The government and its state forces including paramilitary groups like the Alamara are also attacking IP schools in clear violation of the inalienable right of children to education. One hundred forty six Lumad schools in Mindanao are suffering from various forms of military attack. The government’s closure order on 46 community schools have affected at least 1,700 Lumad students in Southern Mindanao. The attacks on IP schools is part of the systematic effort of the US-Aquino regime to further marginalize indigenous peoples by depriving them of culture-sensitive education for fear that Lumad children will become more capable of asserting their rights and resisting the onslaught of imperialist plunder.
We assail the government for being so heartless in dealing with the situation of the Lumad bakwits (evacuees). We recall how the congressional representative, a self-proclaimed deity from North Cotabato, insulted them by calling them stinky. She also instigated the July 23 “rescue” operations that led to the illegal and forcible dispersal of evacuees from Talaingod and Kapalong, Davao del Norte and San Fernando, Bukidnon seeking refuge at UCCP (United Church of Christ in the Philippines) Haran in Davao City. However, our leaders valiantly stood their ground and unmasked the pretentious deity of her evil intentions putting her back in the place where she rightfully belongs as a mortal.
We sincerely commend Dr. Cheloka Beyani, the United Nations Special Rapporteur on the human rights of internally displaced persons, for taking time to personally meet with the evacuees and listen to their testimonies. In his preliminary report, Dr. Beyani noted that “Conflict, militarization and displacement have become a common pattern in some localities” and criticized the Aquino for its “poor to non-existent responses to conflict-driven displacement crisis”. He also pointed out that displacement of indigenous peoples has “incalculable impact on their cultures and ways of life” and reminded the government to pay attention to the causes of displacement. The UNSR also admonished the Aquino government for its poor response to the victims of super typhoon Yolanda despite huge resources spent.

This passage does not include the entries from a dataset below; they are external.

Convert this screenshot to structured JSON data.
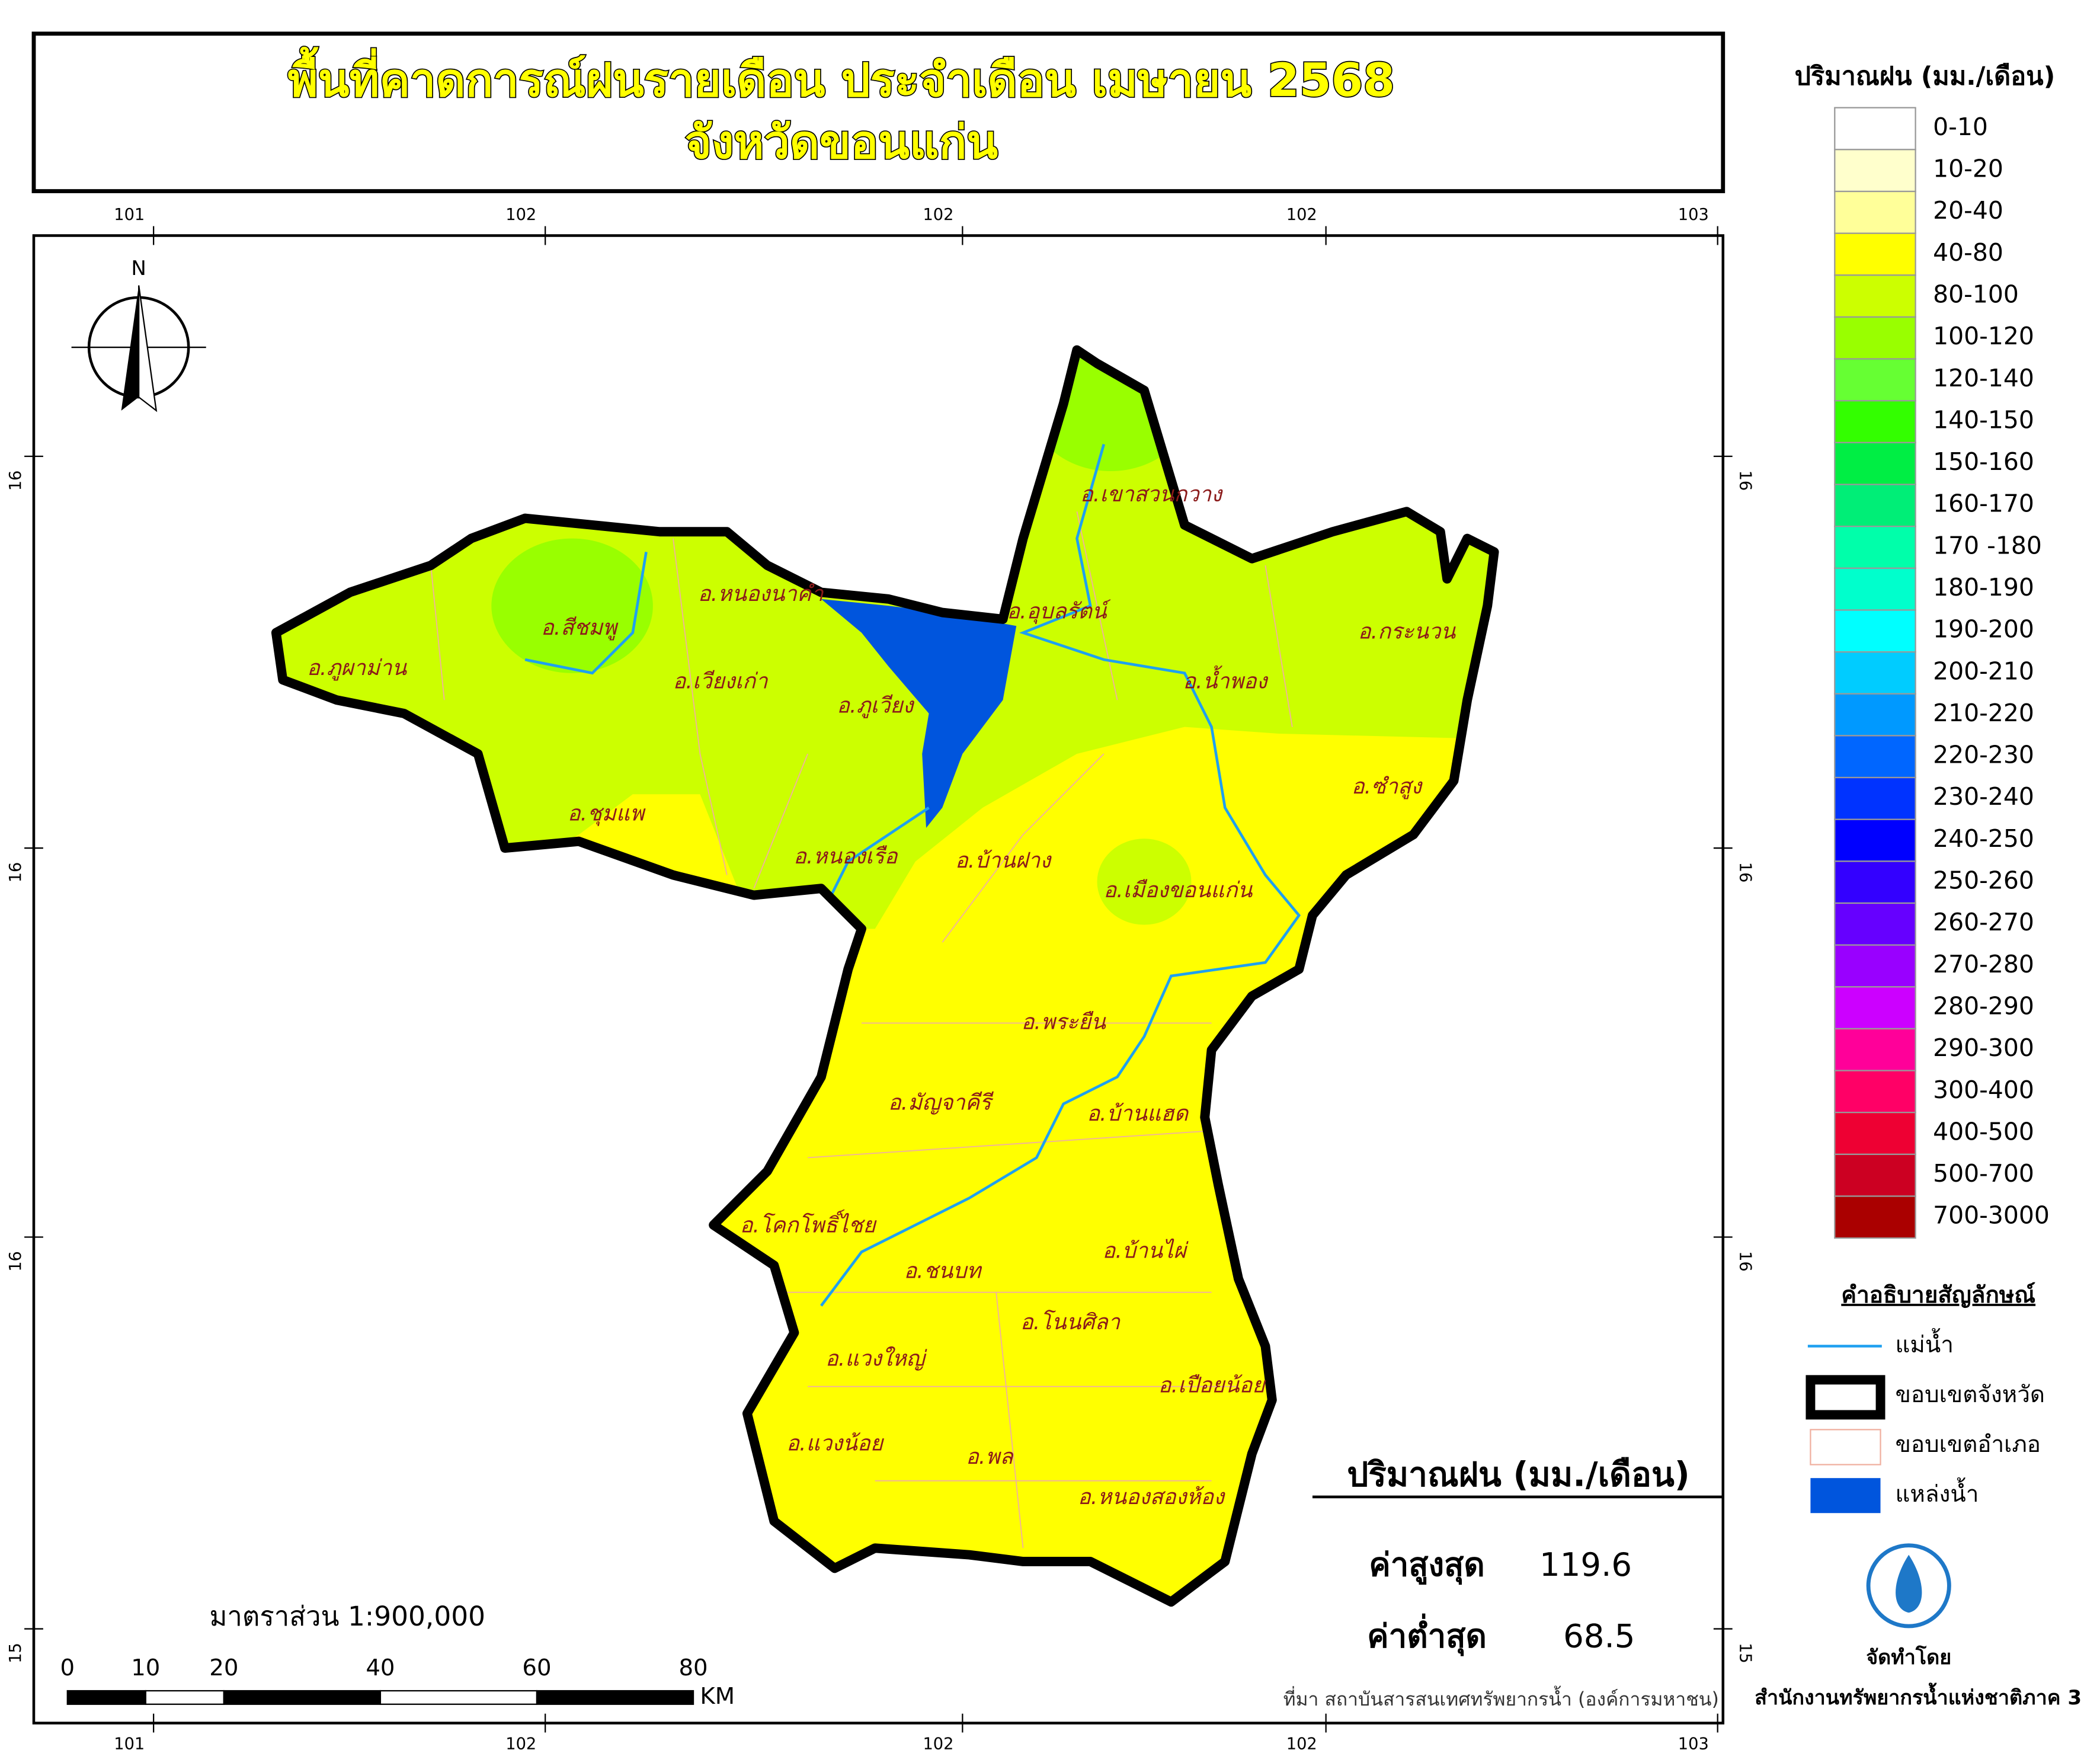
{
  "title": {
    "line1": "พื้นที่คาดการณ์ฝนรายเดือน ประจำเดือน เมษายน 2568",
    "line2": "จังหวัดขอนแก่น"
  },
  "grid_labels": {
    "top": [
      "101",
      "102",
      "102",
      "102",
      "103"
    ],
    "bottom": [
      "101",
      "102",
      "102",
      "102",
      "103"
    ],
    "left": [
      "16",
      "16",
      "16",
      "15"
    ],
    "right": [
      "16",
      "16",
      "16",
      "15"
    ]
  },
  "north": "N",
  "districts": [
    "อ.เขาสวนกวาง",
    "อ.หนองนาคำ",
    "อ.อุบลรัตน์",
    "อ.สีชมพู",
    "อ.ภูผาม่าน",
    "อ.เวียงเก่า",
    "อ.ภูเวียง",
    "อ.น้ำพอง",
    "อ.กระนวน",
    "อ.ชุมแพ",
    "อ.ซำสูง",
    "อ.หนองเรือ",
    "อ.บ้านฝาง",
    "อ.เมืองขอนแก่น",
    "อ.พระยืน",
    "อ.มัญจาคีรี",
    "อ.บ้านแฮด",
    "อ.โคกโพธิ์ไชย",
    "อ.ชนบท",
    "อ.บ้านไผ่",
    "อ.โนนศิลา",
    "อ.แวงใหญ่",
    "อ.เปือยน้อย",
    "อ.แวงน้อย",
    "อ.พล",
    "อ.หนองสองห้อง"
  ],
  "legend": {
    "title": "ปริมาณฝน (มม./เดือน)",
    "classes": [
      {
        "label": "0-10",
        "color": "#ffffff"
      },
      {
        "label": "10-20",
        "color": "#ffffcc"
      },
      {
        "label": "20-40",
        "color": "#ffff99"
      },
      {
        "label": "40-80",
        "color": "#ffff00"
      },
      {
        "label": "80-100",
        "color": "#ccff00"
      },
      {
        "label": "100-120",
        "color": "#99ff00"
      },
      {
        "label": "120-140",
        "color": "#66ff33"
      },
      {
        "label": "140-150",
        "color": "#33ff00"
      },
      {
        "label": "150-160",
        "color": "#00ee44"
      },
      {
        "label": "160-170",
        "color": "#00ee77"
      },
      {
        "label": "170 -180",
        "color": "#00ffaa"
      },
      {
        "label": "180-190",
        "color": "#00ffcc"
      },
      {
        "label": "190-200",
        "color": "#00ffff"
      },
      {
        "label": "200-210",
        "color": "#00ccff"
      },
      {
        "label": "210-220",
        "color": "#0099ff"
      },
      {
        "label": "220-230",
        "color": "#0066ff"
      },
      {
        "label": "230-240",
        "color": "#0033ff"
      },
      {
        "label": "240-250",
        "color": "#0000ff"
      },
      {
        "label": "250-260",
        "color": "#3300ff"
      },
      {
        "label": "260-270",
        "color": "#6600ff"
      },
      {
        "label": "270-280",
        "color": "#9900ff"
      },
      {
        "label": "280-290",
        "color": "#cc00ff"
      },
      {
        "label": "290-300",
        "color": "#ff0099"
      },
      {
        "label": "300-400",
        "color": "#ff0066"
      },
      {
        "label": "400-500",
        "color": "#ee0033"
      },
      {
        "label": "500-700",
        "color": "#cc0022"
      },
      {
        "label": "700-3000",
        "color": "#aa0000"
      }
    ]
  },
  "symbols": {
    "title": "คำอธิบายสัญลักษณ์",
    "items": [
      "แม่น้ำ",
      "ขอบเขตจังหวัด",
      "ขอบเขตอำเภอ",
      "แหล่งน้ำ"
    ]
  },
  "stats": {
    "title": "ปริมาณฝน (มม./เดือน)",
    "max_label": "ค่าสูงสุด",
    "max": 119.6,
    "min_label": "ค่าต่ำสุด",
    "min": 68.5
  },
  "scale": {
    "label": "มาตราส่วน 1:900,000",
    "ticks": [
      0,
      10,
      20,
      40,
      60,
      80
    ],
    "unit": "KM"
  },
  "source": "ที่มา  สถาบันสารสนเทศทรัพยากรน้ำ (องค์การมหาชน)",
  "credit": {
    "label": "จัดทำโดย",
    "org": "สำนักงานทรัพยากรน้ำแห่งชาติภาค 3"
  }
}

We anticipate that in his last year in power, BS Aquino will ramp up its anti-people policies and programs especially with regard to extractive industries. The government will certainly continue its aggressive selling of ancestral lands and natural resources to foreign monopoly capitalists and local bourgeois compradors. Militarization will further intensify and we can expect a sharp increase in human rights violations as well as massive corruption.
However, we remain unfazed. We must continue fighting for our lands and rights. Let us strengthen our solidarity with the peasants, workers and other sectors of society and continue to build a stronger peoples’ movement to end imperialist plunder, militarization, and national oppression. We believe that it is only under a nationalist and democratic society that we, indigenous peoples, will be able to enjoy our fundamental freedoms and exercise our collective rights most especially our inseparable rights to our ancestral lands and self-determination.